Con los años también me indigno conmigo misma, porque no recuerdo ni qué año era, ni cuándo era, solo la hora aproximada, no recuerdo ni cómo se llamaba ella, ni cómo se llamaban las otras tres mujeres a las que aquel hombre les abrió la cabeza y yo la puerta de mi casa. Aquellas otras tres mujeres con las que hacíamos comidas familiares y a los días me las cruzaba por el pueblo disimulando un ojo morado.

Recuerdo a otra, morena y pálida, que quiso enseñarme su idioma, que me hablaba del frío de su ciudad y me enseñó a escribir mi nombre en Cirilo.

Aquellas mujeres que venían de otras provincias, de otros países, que no tenían trabajo, ni profesión, que no tenían amigos ni conocidos en aquel pueblo, que estaban encerradas con aquel hombre que odiaba a las mujeres.

Con aquel hombre que me enseñaba a jugar al billar y a la diana, aquel amigo de mi madre que me regaló unos guantes de boxeo y quiso que aprendiera a defenderme. Aquel hombre bueno que decía no tener suerte con las mujeres.


Y recuerdo que alguna vez tuvimos que ir a llevarle ropa, a lo que allí, en aquel pueblo, se llamaba el cuartelillo de la Guardia Civil.
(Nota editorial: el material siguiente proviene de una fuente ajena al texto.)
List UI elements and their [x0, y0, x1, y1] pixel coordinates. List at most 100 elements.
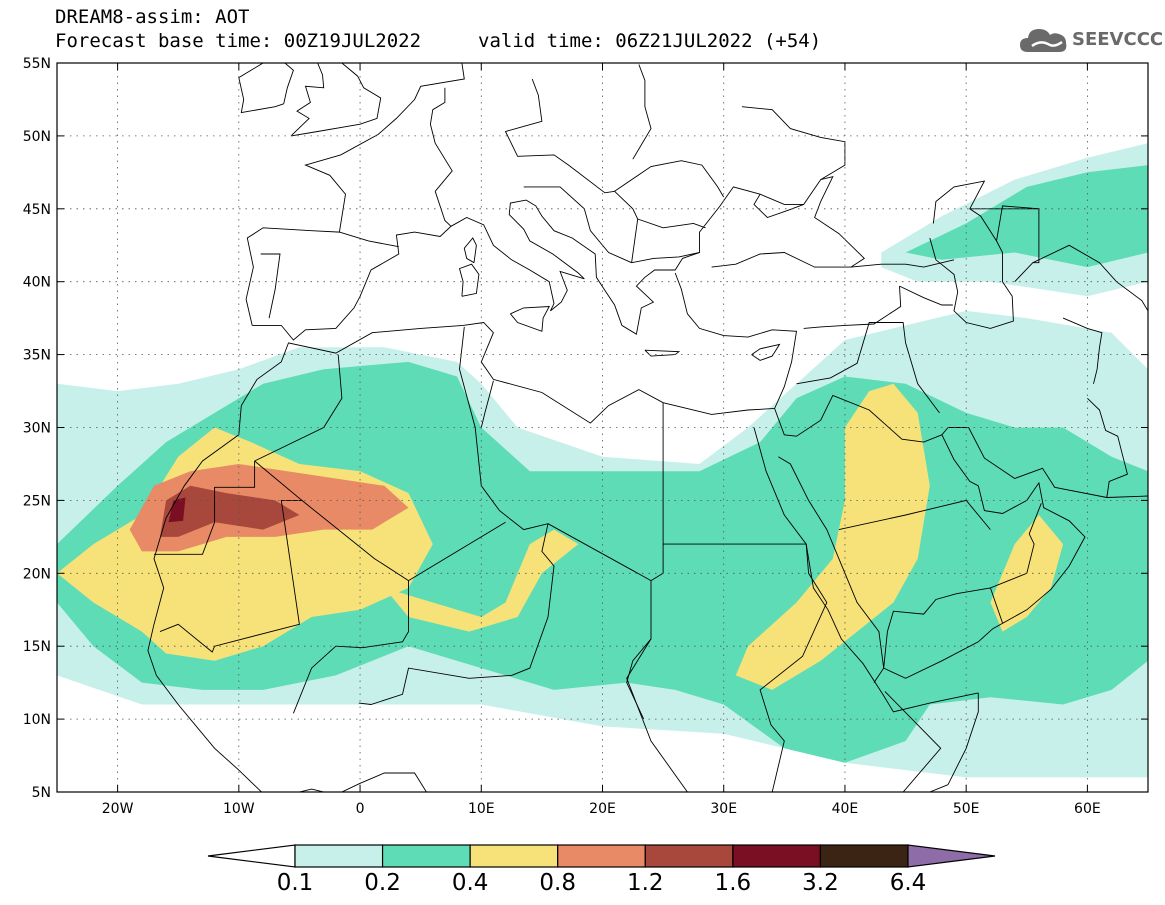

Pero sí hay algo que recuerdo bien, y es a la última mujer, después de haber oído desde que tenía 9 o 10 años a distintas mujeres relatando la misma historia con el mismo protagonista, aquel verano de 2005, hubo una que fue la última, porque tuvo una Ley Integral contra la Violencia de Género que la pudo proteger, a ella, y a las que no llegaron más, para que ella fuera la última que llegase a mi portal con la cabeza abierta.